Ancak bu durum, aynı zamanda bu zihniyetin kendisinin ne kadar korku içinde olduğunu da göstermekte değil mi? Şu kadar ki, siyasal iktidar ciddi bir güce ulaşabilecek en ufak bir muhalefet girişiminin gölgesinden bile korkuyor gözükmekte, elindeki bütün "zor aygıtı" ile onu daha başlamadan bitirmeye çalışıyor.
Bu, siyasal iktidarın nasıl bir "zayıflık" ve "meşruluk" kaygısı içinde olduğunu da gösteriyor; zira siyaset bilimi okumuş herkes bilir ki siyasal iktidarın ya da devletin yurttaşlar nezdinde kabul edilebilirliğini ve asıl gücünü, daha da önemlisi devamını sağlayan şey, sadece zor aygıtı değil, ama ondan çok daha fazla olmak üzere, rıza, yani meşruluktur.
Oysa sadece zor aygıtına başvurulan böyle bir durum, rızanın, yani meşruluğun kaybedildiğinin ya da kaybedilmekte olduğunun düşünülmesiyle açıklanabilir. Üstelik, demokrasinin esasen "etkili" bir iktidarın değil muhaletin varlığıyla tanımlandığı bir dünyada siyasal iktidarın sergilediği bu tutum, kendi söylemini baltalamaktan, yani kendi bindiği dalı kesmekten başka bir anlama gelmiyor.
Tekne batarsa hep birlikte boğuluruz
1 Mayıs'ta sergilenen tutumun insan haklarına aykırılığını, Avrupa İnsan Hakları Mahkemesi'nde konuyla ilgili bir dava açıldığı taktirde oradan ne kadar ağır ifadelerle bezenmiş bir karar çıkacağını, yani işin insan hakları hukukuna ilişkin kısmını bir kenara bırakalım; demokratik siyasal oyunun kurallarının bile sürekli çiğnendiği bir ortamda onlardan bahsetmenin çok da anlamı yok.
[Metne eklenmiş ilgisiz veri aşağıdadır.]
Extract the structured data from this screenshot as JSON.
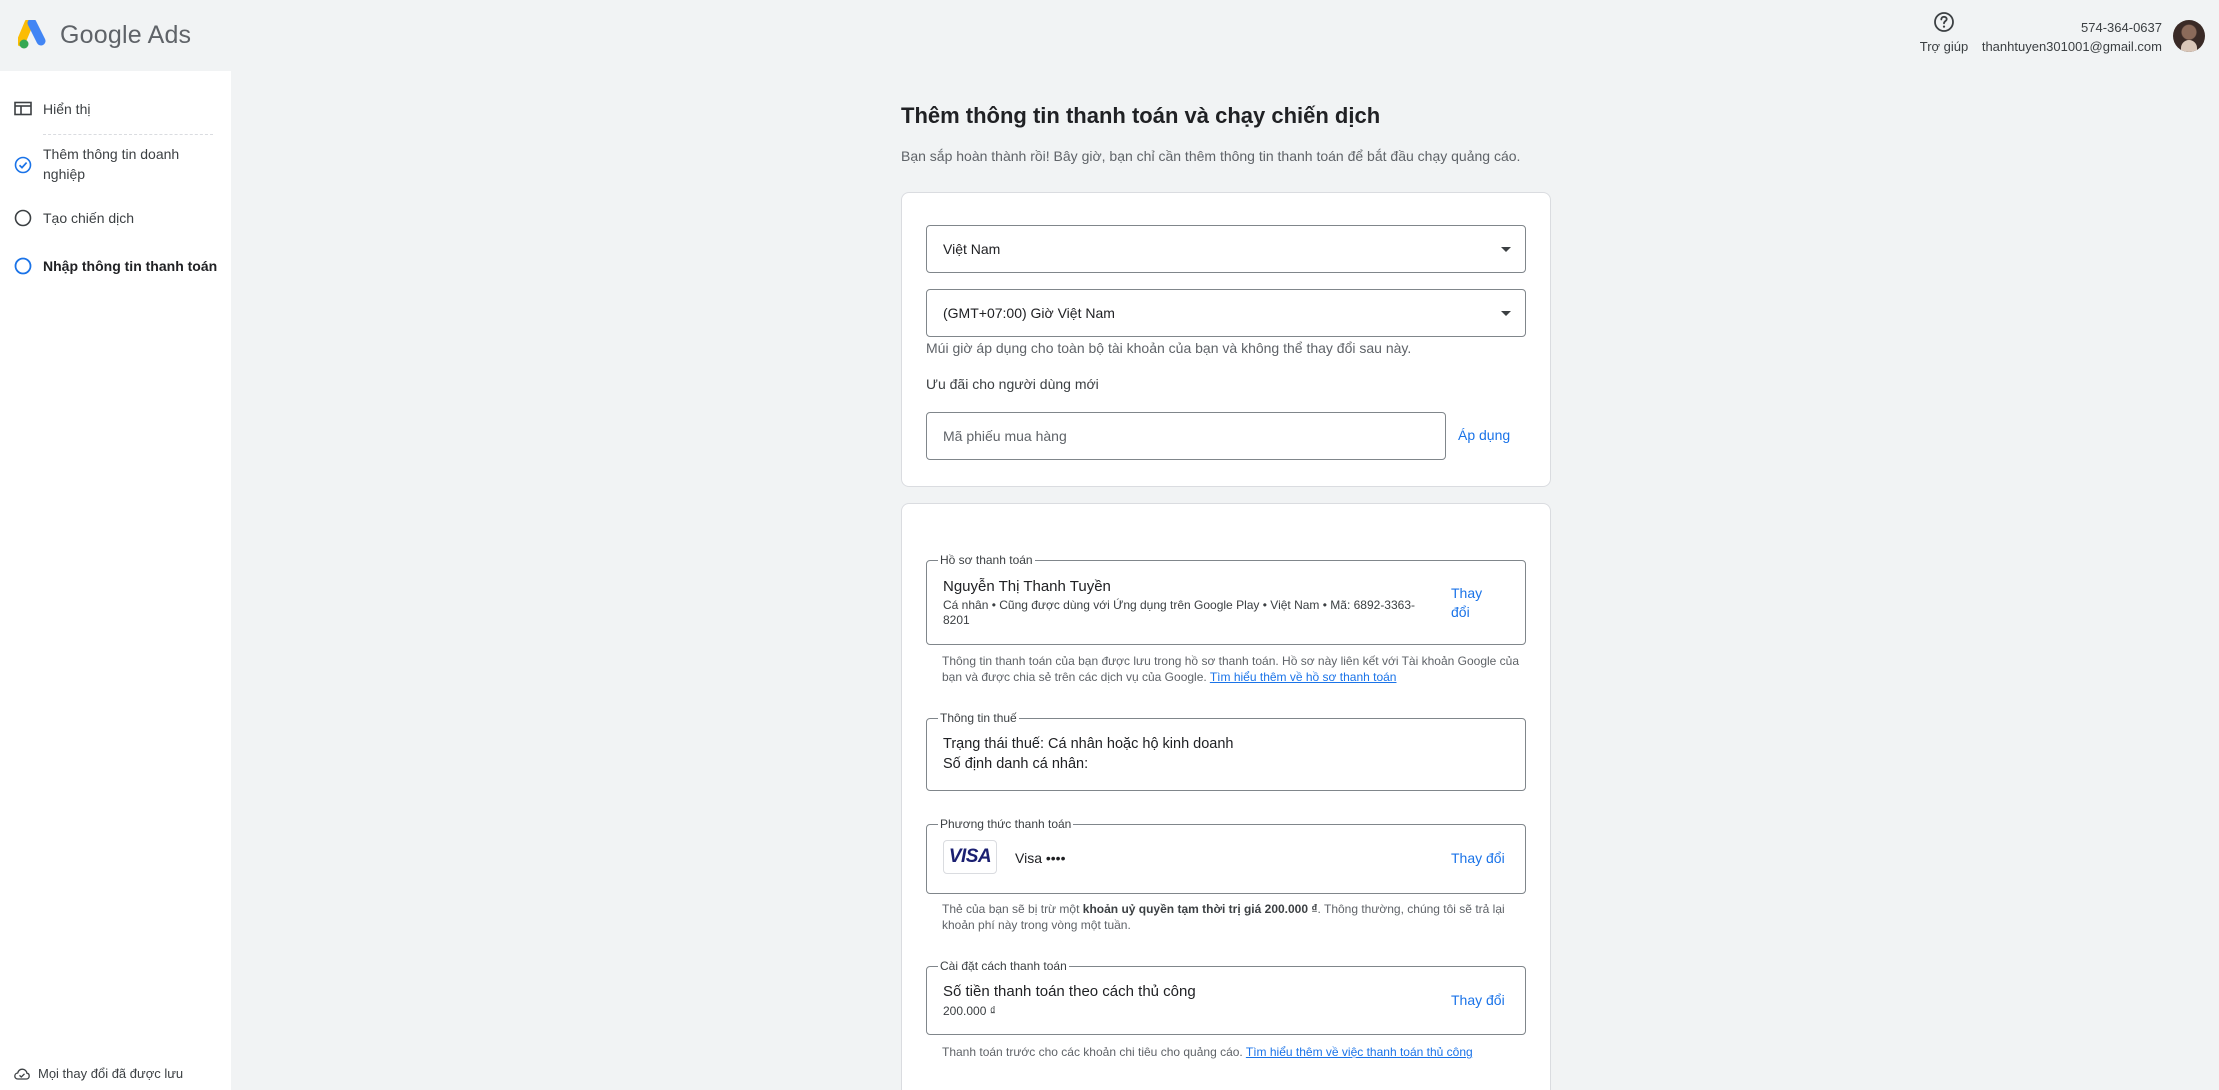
{
  "header": {
    "brand": "Google Ads",
    "help_label": "Trợ giúp",
    "account_phone": "574-364-0637",
    "account_email": "thanhtuyen301001@gmail.com"
  },
  "sidebar": {
    "items": [
      {
        "label": "Hiển thị",
        "icon": "display-icon",
        "state": "normal"
      },
      {
        "label": "Thêm thông tin doanh nghiệp",
        "icon": "check-circle-icon",
        "state": "done"
      },
      {
        "label": "Tạo chiến dịch",
        "icon": "empty-circle-icon",
        "state": "normal"
      },
      {
        "label": "Nhập thông tin thanh toán",
        "icon": "active-circle-icon",
        "state": "active"
      }
    ],
    "saved_status": "Mọi thay đổi đã được lưu"
  },
  "main": {
    "title": "Thêm thông tin thanh toán và chạy chiến dịch",
    "subtitle": "Bạn sắp hoàn thành rồi! Bây giờ, bạn chỉ cần thêm thông tin thanh toán để bắt đầu chạy quảng cáo.",
    "country_select": "Việt Nam",
    "timezone_select": "(GMT+07:00) Giờ Việt Nam",
    "timezone_hint": "Múi giờ áp dụng cho toàn bộ tài khoản của bạn và không thể thay đổi sau này.",
    "promo_label": "Ưu đãi cho người dùng mới",
    "promo_placeholder": "Mã phiếu mua hàng",
    "promo_apply": "Áp dụng",
    "payment_profile": {
      "legend": "Hồ sơ thanh toán",
      "name": "Nguyễn Thị Thanh Tuyền",
      "details": "Cá nhân • Cũng được dùng với Ứng dụng trên Google Play • Việt Nam • Mã: 6892-3363-8201",
      "change": "Thay đổi",
      "note": "Thông tin thanh toán của bạn được lưu trong hồ sơ thanh toán. Hồ sơ này liên kết với Tài khoản Google của bạn và được chia sẻ trên các dịch vụ của Google.",
      "note_link": "Tìm hiểu thêm về hồ sơ thanh toán"
    },
    "tax_info": {
      "legend": "Thông tin thuế",
      "status": "Trạng thái thuế: Cá nhân hoặc hộ kinh doanh",
      "id_label": "Số định danh cá nhân:"
    },
    "payment_method": {
      "legend": "Phương thức thanh toán",
      "card_logo": "VISA",
      "card_label": "Visa ••••",
      "change": "Thay đổi",
      "note_pre": "Thẻ của bạn sẽ bị trừ một ",
      "note_bold": "khoản uỷ quyền tạm thời trị giá 200.000 ₫",
      "note_post": ". Thông thường, chúng tôi sẽ trả lại khoản phí này trong vòng một tuần."
    },
    "payment_setting": {
      "legend": "Cài đặt cách thanh toán",
      "title": "Số tiền thanh toán theo cách thủ công",
      "amount": "200.000 ₫",
      "change": "Thay đổi",
      "note": "Thanh toán trước cho các khoản chi tiêu cho quảng cáo.",
      "note_link": "Tìm hiểu thêm về việc thanh toán thủ công"
    }
  }
}
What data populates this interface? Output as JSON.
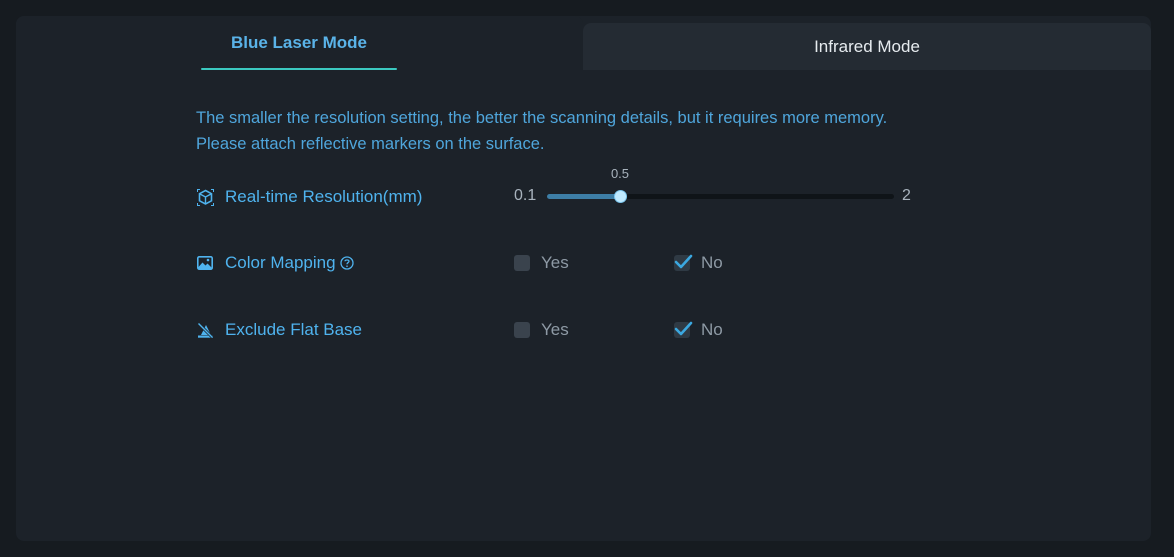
{
  "tabs": {
    "active_label": "Blue Laser Mode",
    "inactive_label": "Infrared Mode"
  },
  "info": {
    "line1": "The smaller the resolution setting, the better the scanning details, but it requires more memory.",
    "line2": "Please attach reflective markers on the surface."
  },
  "resolution": {
    "label": "Real-time Resolution(mm)",
    "min_label": "0.1",
    "max_label": "2",
    "value_label": "0.5",
    "min": 0.1,
    "max": 2,
    "value": 0.5,
    "icon": "cube-scan-icon"
  },
  "color_mapping": {
    "label": "Color Mapping",
    "icon": "image-icon",
    "help_icon": "help-icon",
    "yes_label": "Yes",
    "no_label": "No",
    "selected": "No"
  },
  "exclude_flat_base": {
    "label": "Exclude Flat Base",
    "icon": "exclude-base-icon",
    "yes_label": "Yes",
    "no_label": "No",
    "selected": "No"
  },
  "colors": {
    "accent": "#4fb3ee",
    "tab_underline": "#3bc9c0",
    "check": "#3ba8e0"
  }
}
Ancak şunu söyleyebiliriz: iktidarda, özellikle kapatma davasından sonra ortaya çıkan panik havası, teknenin bu sefer kaptanı tarafından da sallandığını ve alabora olma tehlikesiyle karşılaştığını gösteriyor. Bu durumda, antidemokratik uygulamaların; yani partilerin kapatılmak istenmesinin, insan haklarının herkes için eşit olarak uygulanmamasının, en ufak bir muhalefete siyasal partiler içinde bile tahammül edilmemesinin, vs. orta ve uzun vadede aslında herkese zarar verdiğini açıkça görebiliyoruz.
Bu anlamda, "kontrolsüz" gücün güç olmadığını, tekne batarsa hep birlikte boğulacağımızı hiçbir zaman unutulmamalıyız. Her ne gerekçeyle olursa olsun bugün bu şiddeti ya da antidemokratik uygulamaları savununların yarın o antidemokratik uygulamalar kendilerine karşı sergilendiğindiğinde söyleyecek hiçbir sözü olmayacak; onlar da, 1 Mayıs'ı kutlamak için meydanlara inenler gibi, kaderlerine razı olmak zorunda kalacaklar.
Gerçekten de "bir gece ansızın gelinebilir" olduğu sürece o gecenin bugün mü yarın mı olacağını, gelenlerin şu kapıyı mı yoksa bu kapıyı mı çalacağını bilmek sonucu değiştirmez. (ECG/GG)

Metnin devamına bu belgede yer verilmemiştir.